Am 23. März 2022 wurde Brandstetter dann aufgefordert, binnen sechs Wochen jene Daten zu bezeichnen, die geschützt bleiben müssten. Brandstetter stellte mehrere Anträge auf Fristerstreckung, aus sechs Wochen wurden sechs Monate.
Am 22. Dezember 2022 fiel ein Beschluss, gegen den Brandstetter Beschwerde einlegte. Eine Sichtungstagsatzung wurde auf sein Ersuchen hin auf 21. Februar 2023 vertagt. Gegen diesen Beschluss legte dann die Staatsanwaltschaft Innsbruck Beschwerde ein. Die Causa ging in die höhere Instanz, zum Oberlandesgericht (OLG).
Erst am 9. August 2023 konnte der Akt rückgestellt werden und die Sichtung der Daten beginnen.
Mehr als zweieinhalb Jahre sind da schon ins Land gezogen.

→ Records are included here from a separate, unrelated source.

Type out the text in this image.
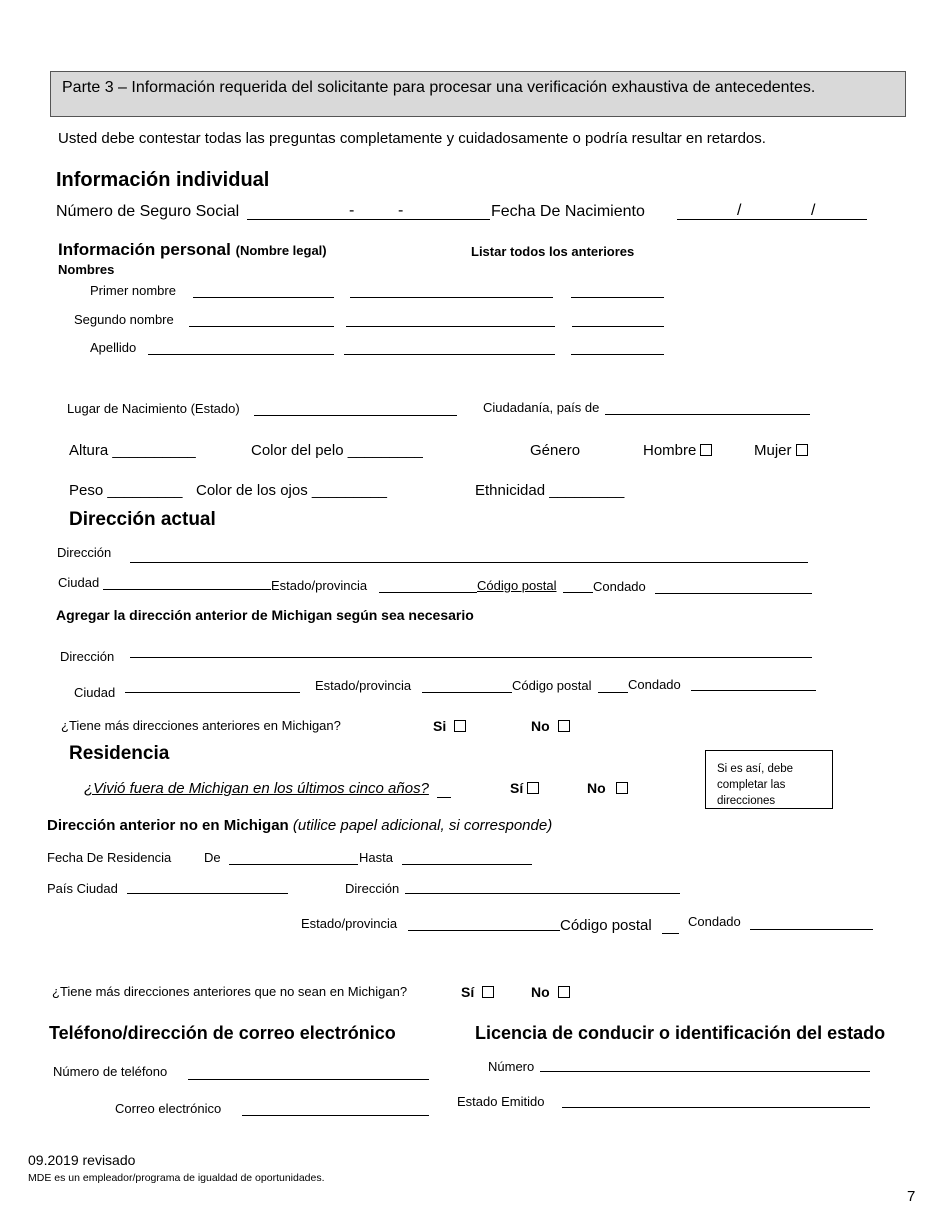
Parte 3 – Información requerida del solicitante para procesar una verificación exhaustiva de antecedentes.
Usted debe contestar todas las preguntas completamente y cuidadosamente o podría resultar en retardos.
Información individual
Número de Seguro Social	-	-	Fecha De Nacimiento	/	/
Información personal (Nombre legal)
Nombres
Listar todos los anteriores
Primer nombre
Segundo nombre
Apellido
Lugar de Nacimiento (Estado)	Ciudadanía, país de
Altura __________	Color del pelo _________	Género	Hombre	Mujer
Peso _________ Color de los ojos _________	Ethnicidad _________
Dirección actual
Dirección
Ciudad	Estado/provincia	Código postal	Condado
Agregar la dirección anterior de Michigan según sea necesario
Dirección
Ciudad	Estado/provincia	Código postal	Condado
¿Tiene más direcciones anteriores en Michigan?	Si	No
Residencia
¿Vivió fuera de Michigan en los últimos cinco años?	Sí	No
Si es así, debe completar las direcciones
Dirección anterior no en Michigan (utilice papel adicional, si corresponde)
Fecha De Residencia	De	Hasta
País Ciudad	Dirección
Estado/provincia	Código postal	Condado
¿Tiene más direcciones anteriores que no sean en Michigan?	Sí	No
Teléfono/dirección de correo electrónico
Número de teléfono
Correo electrónico
Licencia de conducir o identificación del estado
Número
Estado Emitido
09.2019 revisado
MDE es un empleador/programa de igualdad de oportunidades.
7
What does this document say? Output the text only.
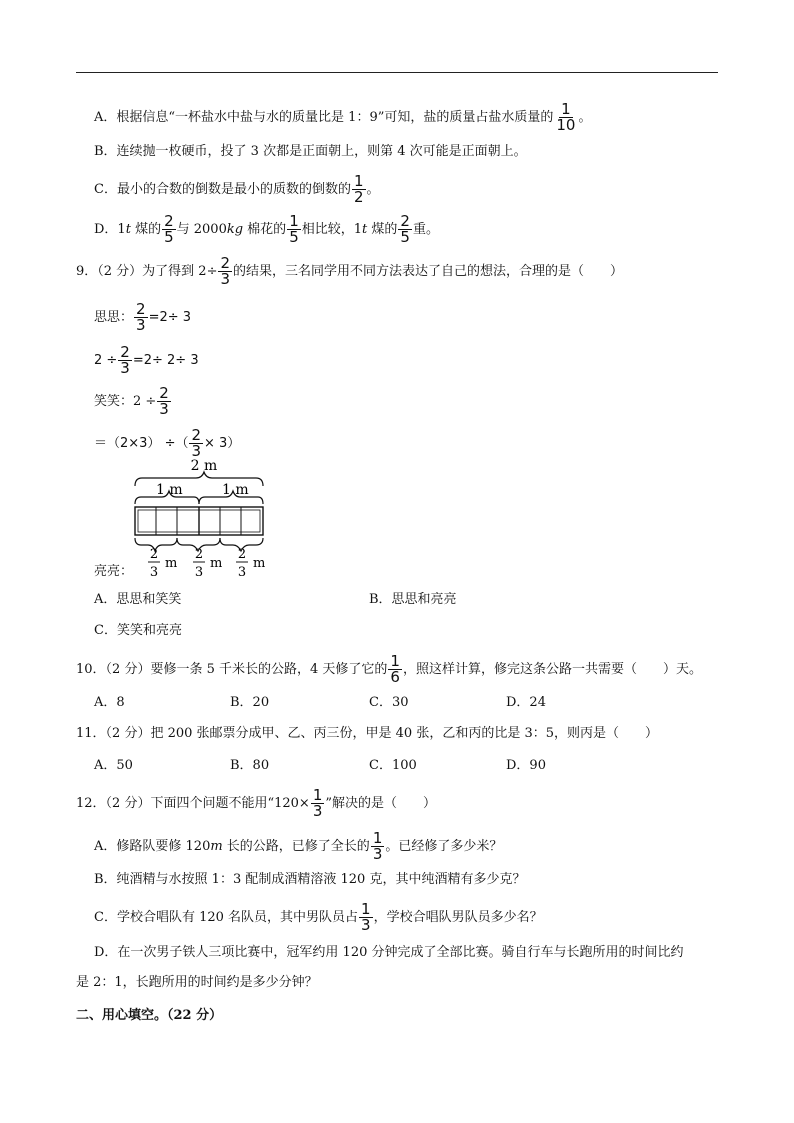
A．根据信息“一杯盐水中盐与水的质量比是 1：9”可知，盐的质量占盐水质量的 $\frac{1}{10}$ 。
B．连续抛一枚硬币，投了 3 次都是正面朝上，则第 4 次可能是正面朝上。
C．最小的合数的倒数是最小的质数的倒数的 $\frac{1}{2}$ 。
D．1t 煤的 $\frac{2}{5}$ 与 2000kg 棉花的 $\frac{1}{5}$ 相比较，1t 煤的 $\frac{2}{5}$ 重。
9．（2 分）为了得到 $2\div \frac{2}{3}$ 的结果，三名同学用不同方法表达了自己的想法，合理的是（　　）
思思： $\frac{2}{3} =2\div 3$
$2 \div \frac{2}{3} =2\div 2\div 3$
笑笑：$2 \div \frac{2}{3}$
＝（2×3） ÷（ $\frac{2}{3} \times 3$）
2 m
1 m	1 m
2
3
m
2
3
m
2
3
m
亮亮：
A．思思和笑笑	B．思思和亮亮
C．笑笑和亮亮
10．（2 分）要修一条 5 千米长的公路，4 天修了它的 $\frac{1}{6}$ ，照这样计算，修完这条公路一共需要（　　）天。
A．8	B．20	C．30	D．24
11．（2 分）把 200 张邮票分成甲、乙、丙三份，甲是 40 张，乙和丙的比是 3：5，则丙是（　　）
A．50	B．80	C．100	D．90
12．（2 分）下面四个问题不能用“$120\times \frac{1}{3}$ ”解决的是（　　）
A．修路队要修 120m 长的公路，已修了全长的 $\frac{1}{3}$ 。已经修了多少米？
B．纯酒精与水按照 1：3 配制成酒精溶液 120 克，其中纯酒精有多少克？
C．学校合唱队有 120 名队员，其中男队员占 $\frac{1}{3}$ ，学校合唱队男队员多少名？
D．在一次男子铁人三项比赛中，冠军约用 120 分钟完成了全部比赛。骑自行车与长跑所用的时间比约
是 2：1，长跑所用的时间约是多少分钟？
二、用心填空。（22 分）
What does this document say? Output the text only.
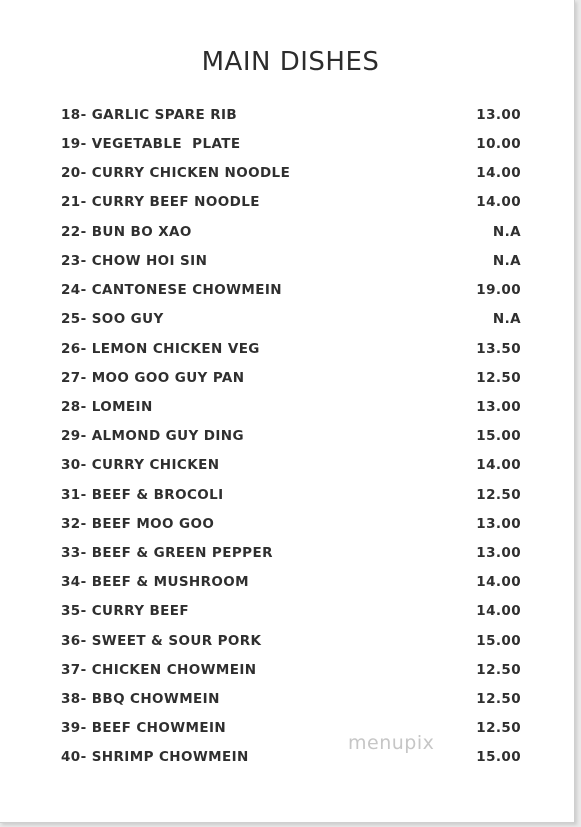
MAIN DISHES
18- GARLIC SPARE RIB	13.00
19- VEGETABLE  PLATE	10.00
20- CURRY CHICKEN NOODLE	14.00
21- CURRY BEEF NOODLE	14.00
22- BUN BO XAO	N.A
23- CHOW HOI SIN	N.A
24- CANTONESE CHOWMEIN	19.00
25- SOO GUY	N.A
26- LEMON CHICKEN VEG	13.50
27- MOO GOO GUY PAN	12.50
28- LOMEIN	13.00
29- ALMOND GUY DING	15.00
30- CURRY CHICKEN	14.00
31- BEEF & BROCOLI	12.50
32- BEEF MOO GOO	13.00
33- BEEF & GREEN PEPPER	13.00
34- BEEF & MUSHROOM	14.00
35- CURRY BEEF	14.00
36- SWEET & SOUR PORK	15.00
37- CHICKEN CHOWMEIN	12.50
38- BBQ CHOWMEIN	12.50
39- BEEF CHOWMEIN	12.50
40- SHRIMP CHOWMEIN	15.00
menupix
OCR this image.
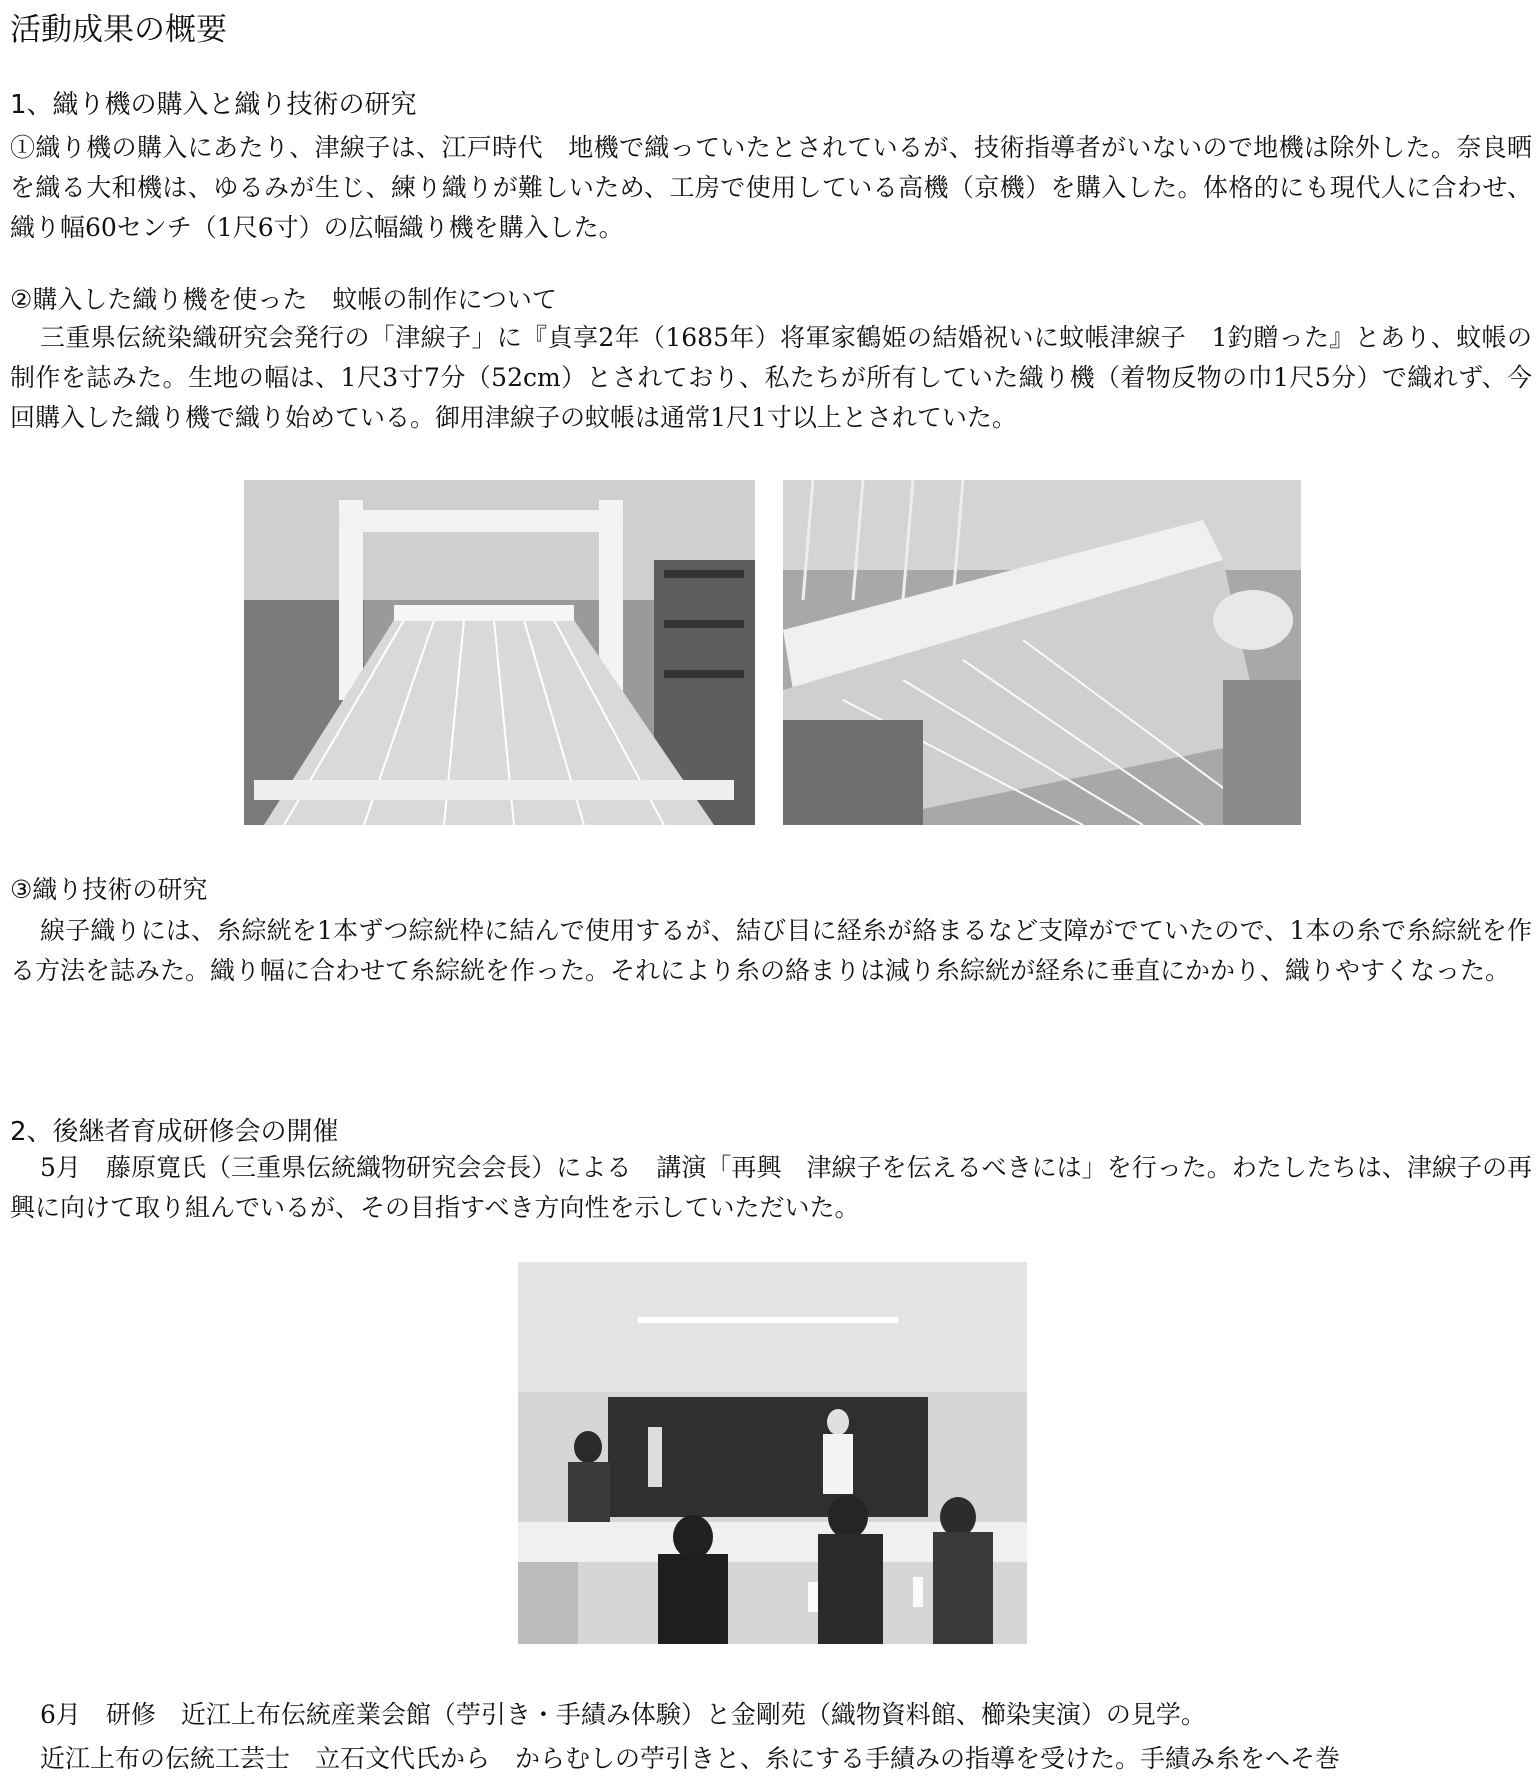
活動成果の概要
1、織り機の購入と織り技術の研究

①織り機の購入にあたり、津綟子は、江戸時代　地機で織っていたとされているが、技術指導者がいないので地機は除外した。奈良晒を織る大和機は、ゆるみが生じ、練り織りが難しいため、工房で使用している高機（京機）を購入した。体格的にも現代人に合わせ、織り幅60センチ（1尺6寸）の広幅織り機を購入した。

②購入した織り機を使った　蚊帳の制作について

三重県伝統染織研究会発行の「津綟子」に『貞享2年（1685年）将軍家鶴姫の結婚祝いに蚊帳津綟子　1釣贈った』とあり、蚊帳の制作を誌みた。生地の幅は、1尺3寸7分（52cm）とされており、私たちが所有していた織り機（着物反物の巾1尺5分）で織れず、今回購入した織り機で織り始めている。御用津綟子の蚊帳は通常1尺1寸以上とされていた。

③織り技術の研究

綟子織りには、糸綜絖を1本ずつ綜絖枠に結んで使用するが、結び目に経糸が絡まるなど支障がでていたので、1本の糸で糸綜絖を作る方法を誌みた。織り幅に合わせて糸綜絖を作った。それにより糸の絡まりは減り糸綜絖が経糸に垂直にかかり、織りやすくなった。

2、後継者育成研修会の開催

5月　藤原寛氏（三重県伝統織物研究会会長）による　講演「再興　津綟子を伝えるべきには」を行った。わたしたちは、津綟子の再興に向けて取り組んでいるが、その目指すべき方向性を示していただいた。

6月　研修　近江上布伝統産業会館（苧引き・手績み体験）と金剛苑（織物資料館、櫛染実演）の見学。

近江上布の伝統工芸士　立石文代氏から　からむしの苧引きと、糸にする手績みの指導を受けた。手績み糸をへそ巻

Währenddessen blieb übrigens der damalige Justiz-Sektionschef Christian Pilnacek suspendiert, weil er im Amtsgeheimnis-Verfahren mitdrinhing. Im Oktober 2023 starb Pilnacek.
Die Staatsanwaltschaft Innsbruck war im Dezember 2023 mit ihren Ermittlungen gegen Brandstetter fertig, musste nach einer Weisung aber noch ergänzende Prüfungen durchführen. Inklusive Berichtsweg verging wieder ein Jahr, bis am 6. Februar 2025 vier Verfahrensstränge eingestellt und ein Strafantrag (zur Falschaussage) eingebracht wurden.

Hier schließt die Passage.